DeepSeek first develops expert models (trained by combining SFT and RL) for specific domains (such as code, mathematics, or general reasoning). These expert models become data generators, providing two types of SFT samples for the final model:
- Original question and answer pair
- A triple consisting of a prompt, a question, and an R1 answer
In this way, the final model can have both the reasoning depth of R1 and a good output format.
2) Human-computer collaboration for daily interactive data : For scenarios such as creative writing, role-playing, and simple question-and-answer sessions, the team used DeepSeek-V2.5 to generate initial responses, which were then reviewed and verified by human annotators to ensure the accuracy and appropriateness of the answers. This human-computer collaboration not only improves data creation efficiency, but also ensures data quality.
2. Reinforcement learning: Optimizing answers to better match human preferences
SFT is just "imitation", while reinforcement learning is "optimizing preferences" - letting the model learn what kind of answers are more popular and reasonable.
1) Where does the reward come from?
DeepSeek V3's reward model uses a dual-track reward system to provide precise feedback based on the nature of the question:
Rule-based objective rewards : For questions with definite answers (such as math or programming questions), a regularized verification mechanism is designed:
- Require the model to provide the final answer in a specific format, which is then verified by the rules
- For programming problems, use the compiler to generate objective feedback based on test cases
This approach provides a reliable evaluation criterion that is not easily manipulated.
Model-based flexible rewards : For open questions or subjective tasks, we use the reward model trained from the DeepSeek-V3 SFT checkpoint for evaluation
2) Innovation of optimization strategy: Adopting group relative strategy optimization (GRPO) :
- Generate multiple answers for each prompt
- Compare the score differences within the group and construct an advantage function
- Optimize strategies to make answers more in line with preferred directions
This method is more stable and computationally efficient than traditional PPO, and is more suitable for large model training. ( For detailed explanation, please refer to the previous content )
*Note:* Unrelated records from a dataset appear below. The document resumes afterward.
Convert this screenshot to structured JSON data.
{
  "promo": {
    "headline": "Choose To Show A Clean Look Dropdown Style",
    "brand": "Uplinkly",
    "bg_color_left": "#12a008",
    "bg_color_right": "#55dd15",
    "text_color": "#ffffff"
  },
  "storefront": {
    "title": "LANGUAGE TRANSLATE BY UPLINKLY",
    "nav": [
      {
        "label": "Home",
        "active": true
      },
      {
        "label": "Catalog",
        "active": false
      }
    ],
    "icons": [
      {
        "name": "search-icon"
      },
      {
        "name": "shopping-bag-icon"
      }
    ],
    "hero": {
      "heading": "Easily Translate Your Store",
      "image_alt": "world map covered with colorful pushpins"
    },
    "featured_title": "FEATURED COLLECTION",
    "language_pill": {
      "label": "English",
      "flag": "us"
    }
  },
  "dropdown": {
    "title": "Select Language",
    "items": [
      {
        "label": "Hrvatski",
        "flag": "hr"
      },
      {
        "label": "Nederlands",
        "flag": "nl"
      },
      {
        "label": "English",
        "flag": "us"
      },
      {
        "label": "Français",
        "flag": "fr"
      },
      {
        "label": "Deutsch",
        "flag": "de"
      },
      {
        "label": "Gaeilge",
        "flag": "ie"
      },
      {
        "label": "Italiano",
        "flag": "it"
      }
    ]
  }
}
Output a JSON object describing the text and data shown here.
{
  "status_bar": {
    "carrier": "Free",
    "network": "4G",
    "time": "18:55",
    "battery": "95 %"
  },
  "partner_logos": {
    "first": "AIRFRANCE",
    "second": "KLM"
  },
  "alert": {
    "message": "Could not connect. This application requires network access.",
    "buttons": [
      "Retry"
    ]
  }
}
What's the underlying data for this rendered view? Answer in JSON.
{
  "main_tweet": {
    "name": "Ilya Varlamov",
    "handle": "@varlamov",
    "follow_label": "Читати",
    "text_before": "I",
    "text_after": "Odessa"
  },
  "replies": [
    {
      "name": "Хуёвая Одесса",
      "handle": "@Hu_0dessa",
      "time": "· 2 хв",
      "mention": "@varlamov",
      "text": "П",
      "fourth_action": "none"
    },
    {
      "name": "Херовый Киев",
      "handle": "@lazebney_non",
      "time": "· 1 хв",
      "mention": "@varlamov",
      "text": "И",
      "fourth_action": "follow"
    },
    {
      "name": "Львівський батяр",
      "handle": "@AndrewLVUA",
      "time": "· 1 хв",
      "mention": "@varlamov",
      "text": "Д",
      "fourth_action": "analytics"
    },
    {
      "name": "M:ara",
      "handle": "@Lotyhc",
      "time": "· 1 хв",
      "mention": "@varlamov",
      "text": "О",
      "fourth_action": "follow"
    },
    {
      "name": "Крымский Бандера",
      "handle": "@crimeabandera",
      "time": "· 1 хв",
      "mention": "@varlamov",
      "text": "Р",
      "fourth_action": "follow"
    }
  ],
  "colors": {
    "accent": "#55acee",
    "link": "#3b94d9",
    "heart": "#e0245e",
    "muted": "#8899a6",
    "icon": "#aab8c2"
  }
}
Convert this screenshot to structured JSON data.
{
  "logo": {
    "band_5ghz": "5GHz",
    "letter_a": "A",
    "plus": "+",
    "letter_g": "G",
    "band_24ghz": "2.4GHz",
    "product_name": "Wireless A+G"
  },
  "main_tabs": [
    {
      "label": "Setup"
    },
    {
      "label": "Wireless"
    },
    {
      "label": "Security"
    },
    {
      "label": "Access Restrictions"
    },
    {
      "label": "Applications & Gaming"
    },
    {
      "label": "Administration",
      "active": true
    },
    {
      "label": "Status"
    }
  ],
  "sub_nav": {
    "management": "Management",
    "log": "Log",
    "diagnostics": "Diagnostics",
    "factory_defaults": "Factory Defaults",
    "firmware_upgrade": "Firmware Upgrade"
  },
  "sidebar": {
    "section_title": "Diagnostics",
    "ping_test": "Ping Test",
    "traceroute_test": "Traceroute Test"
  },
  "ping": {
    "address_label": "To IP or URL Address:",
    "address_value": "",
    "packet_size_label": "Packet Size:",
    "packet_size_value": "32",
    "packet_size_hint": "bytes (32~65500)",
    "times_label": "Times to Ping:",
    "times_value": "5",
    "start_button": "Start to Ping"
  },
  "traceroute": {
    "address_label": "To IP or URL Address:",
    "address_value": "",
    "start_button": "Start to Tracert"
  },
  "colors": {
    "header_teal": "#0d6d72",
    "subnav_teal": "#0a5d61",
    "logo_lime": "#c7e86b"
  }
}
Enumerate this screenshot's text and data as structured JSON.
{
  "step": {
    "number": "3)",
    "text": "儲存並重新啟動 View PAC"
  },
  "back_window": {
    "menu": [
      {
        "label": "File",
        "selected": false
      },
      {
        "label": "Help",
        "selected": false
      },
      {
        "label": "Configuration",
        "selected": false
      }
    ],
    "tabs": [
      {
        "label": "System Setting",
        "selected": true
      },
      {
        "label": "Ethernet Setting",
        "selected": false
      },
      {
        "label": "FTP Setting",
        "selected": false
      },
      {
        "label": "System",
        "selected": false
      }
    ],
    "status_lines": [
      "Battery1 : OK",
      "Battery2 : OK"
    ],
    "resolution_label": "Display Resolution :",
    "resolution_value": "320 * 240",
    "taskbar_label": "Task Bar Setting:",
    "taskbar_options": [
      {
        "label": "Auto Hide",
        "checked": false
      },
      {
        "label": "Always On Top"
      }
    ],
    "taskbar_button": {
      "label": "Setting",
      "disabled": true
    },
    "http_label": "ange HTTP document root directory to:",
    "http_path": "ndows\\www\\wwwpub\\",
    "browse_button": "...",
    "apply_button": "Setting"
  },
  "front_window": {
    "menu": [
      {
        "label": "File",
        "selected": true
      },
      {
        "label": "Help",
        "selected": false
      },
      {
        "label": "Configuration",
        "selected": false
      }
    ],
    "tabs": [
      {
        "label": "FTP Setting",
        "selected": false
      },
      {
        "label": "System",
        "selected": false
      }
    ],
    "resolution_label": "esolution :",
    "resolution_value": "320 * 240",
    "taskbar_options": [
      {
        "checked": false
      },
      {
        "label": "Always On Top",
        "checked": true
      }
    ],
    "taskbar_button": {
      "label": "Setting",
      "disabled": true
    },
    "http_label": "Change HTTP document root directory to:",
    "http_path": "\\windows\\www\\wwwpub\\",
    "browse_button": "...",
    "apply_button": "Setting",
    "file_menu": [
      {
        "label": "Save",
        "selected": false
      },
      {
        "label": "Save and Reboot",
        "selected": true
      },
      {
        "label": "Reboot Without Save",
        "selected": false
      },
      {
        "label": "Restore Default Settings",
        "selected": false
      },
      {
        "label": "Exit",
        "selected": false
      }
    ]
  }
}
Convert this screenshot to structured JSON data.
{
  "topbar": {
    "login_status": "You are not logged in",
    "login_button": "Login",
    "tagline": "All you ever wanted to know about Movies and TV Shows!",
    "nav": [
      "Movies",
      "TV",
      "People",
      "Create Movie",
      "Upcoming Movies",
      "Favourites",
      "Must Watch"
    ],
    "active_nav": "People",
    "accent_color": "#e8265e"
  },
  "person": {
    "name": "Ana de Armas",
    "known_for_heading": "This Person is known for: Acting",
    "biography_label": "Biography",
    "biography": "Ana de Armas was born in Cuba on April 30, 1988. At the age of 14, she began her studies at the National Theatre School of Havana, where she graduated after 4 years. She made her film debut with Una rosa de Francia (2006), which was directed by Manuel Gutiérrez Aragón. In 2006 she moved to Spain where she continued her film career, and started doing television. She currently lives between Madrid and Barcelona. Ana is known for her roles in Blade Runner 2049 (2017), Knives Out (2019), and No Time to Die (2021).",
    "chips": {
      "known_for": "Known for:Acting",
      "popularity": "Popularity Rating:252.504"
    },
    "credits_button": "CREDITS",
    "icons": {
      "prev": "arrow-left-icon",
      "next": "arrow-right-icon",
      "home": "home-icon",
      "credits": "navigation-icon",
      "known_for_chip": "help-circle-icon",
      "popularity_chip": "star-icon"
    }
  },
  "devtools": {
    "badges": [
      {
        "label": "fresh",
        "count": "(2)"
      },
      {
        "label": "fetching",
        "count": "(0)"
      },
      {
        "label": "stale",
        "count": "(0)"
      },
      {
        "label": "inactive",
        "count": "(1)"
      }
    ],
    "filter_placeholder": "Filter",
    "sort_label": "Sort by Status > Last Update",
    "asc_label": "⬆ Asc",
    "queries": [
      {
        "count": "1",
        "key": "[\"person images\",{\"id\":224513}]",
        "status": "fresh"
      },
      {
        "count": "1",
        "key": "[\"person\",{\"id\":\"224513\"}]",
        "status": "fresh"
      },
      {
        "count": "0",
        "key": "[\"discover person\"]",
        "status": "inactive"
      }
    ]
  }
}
3. As usual, let’s summarize
Through the training process of DeepSeek-V3, we can clearly see the two key stages of the growth of large models:
- Pre-training : Use ultra-large-scale data to build a language "base" to give the model general understanding and expression capabilities.
- Post-training : Through instruction data and human preference guidance, the model can better understand the task, be more human-friendly, more practical and safer.